Особое внимание привлекают к себе три строчки в речи Телемаха (394 слл.) : άλλ' ήτοι βασιλήες 'Αχαιών ε'ισί και άλλοι πολλοί έν άμφιάλω |θάκη, νέοι ήδε παλαιοί, τών κέν τίς τόδ εχησιν, έπει θάνε διος 'Οδυσσεύς. В сопоставлении со всем остальным текстом этого пассажа они производят впечатление логической ошибки, какой-то незаконной и необоснованной «подмены тезиса». В самом деле, и Антиной, и сам Телемах, и отвечающий ему Евримах (ibid., 400 слл.) явно имеют в виду только одно вакантное царское место, которое может занять, а может и не занять Телемах. Но кто же тогда эти «молодые и старые цари-ахейцев»? Рассуждая логически, они могут быть только претендентами на власть, просто итакийскими аристократами, но никак не властьимущими.[184] Мы не знаем, однако, ни одного случая ни у Гомера, ни у других авторов, где бы термин βασιλεύς (в единственном или множественном числе безразлично) обозначал претендента на власть, а не лицо, уже облеченное властью. Ни в одном из известных нам греческих государств этот термин не употреблялся для обозначения всей вообще знати, просто аристократии, ограничиваясь всегда узким кругом должностных лиц с сакральными или судебными полномочиями (см. ниже, с. 67). К тому же, логически развивая эту мысль, мы придем к явной бессмыслице: человек, уже являющийся басилеем, претендует на то, чтобы стать басилеем.

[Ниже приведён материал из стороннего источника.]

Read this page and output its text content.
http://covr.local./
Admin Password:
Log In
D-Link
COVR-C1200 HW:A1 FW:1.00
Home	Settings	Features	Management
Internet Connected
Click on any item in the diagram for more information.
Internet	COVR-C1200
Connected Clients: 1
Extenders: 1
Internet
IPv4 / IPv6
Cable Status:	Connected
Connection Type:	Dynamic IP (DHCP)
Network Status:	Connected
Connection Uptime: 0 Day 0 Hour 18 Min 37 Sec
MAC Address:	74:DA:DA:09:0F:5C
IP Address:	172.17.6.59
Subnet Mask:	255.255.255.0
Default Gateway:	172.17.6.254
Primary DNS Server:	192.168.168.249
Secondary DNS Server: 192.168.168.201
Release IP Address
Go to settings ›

Не следует, однако, забывать о том, что поэтическая, особенно гомеровская логика отнюдь не тождественна обычному здравому смыслу. Гомеровское мировосприятие дискретно по своему характеру. Каждая отдельная вещь или ситуация существует в эпическом рассказе сама по себе. Связи между отдельными фактами поверхностны и непрочны, имея вторичное значение по сравнению с самими фактами. Во многом такому взгляду на мир способствует, конечно, формальная структура самого гомеровского стиха. Выбор слова в стихе почти всегда диктуется либо размером, либо конкретной сиюминутной художественной задачей, иногда не выходящей за пределы одной строки. Возникающие при этом логические противоречия и неувязки, естественно, остаются в тексте, так как поэт либо, просто не обращает на них внимания, либо только слегка приглушает.[185] Так и в данном случае Гомер явно сталкивает две противоположные логические посылки, почти не заботясь об их согласовании. Согласно одной из них Одиссей является единственным царем Итаки, и после его смерти или исчезновения островом должен править также один человек. Согласно другой (она появляется в тексте чисто случайно: поэту просто хочется сильнее подчеркнуть действительную или наигранную скромность Телемаха) на острове много царей, все они правят сообща, и Телемах может стать одним из них. «Мостик» между этими двумя посылками образуют не очень ясные по смыслу (неясность, очевидно, нарочитая) слова: τών κέν τις τόδ` εχησιν, έπεί θάνε διος Όδυσσεύς , из которых обычно и заключают, что «молодые и старые цари» Итаки это — претенденты на престол Одиссея.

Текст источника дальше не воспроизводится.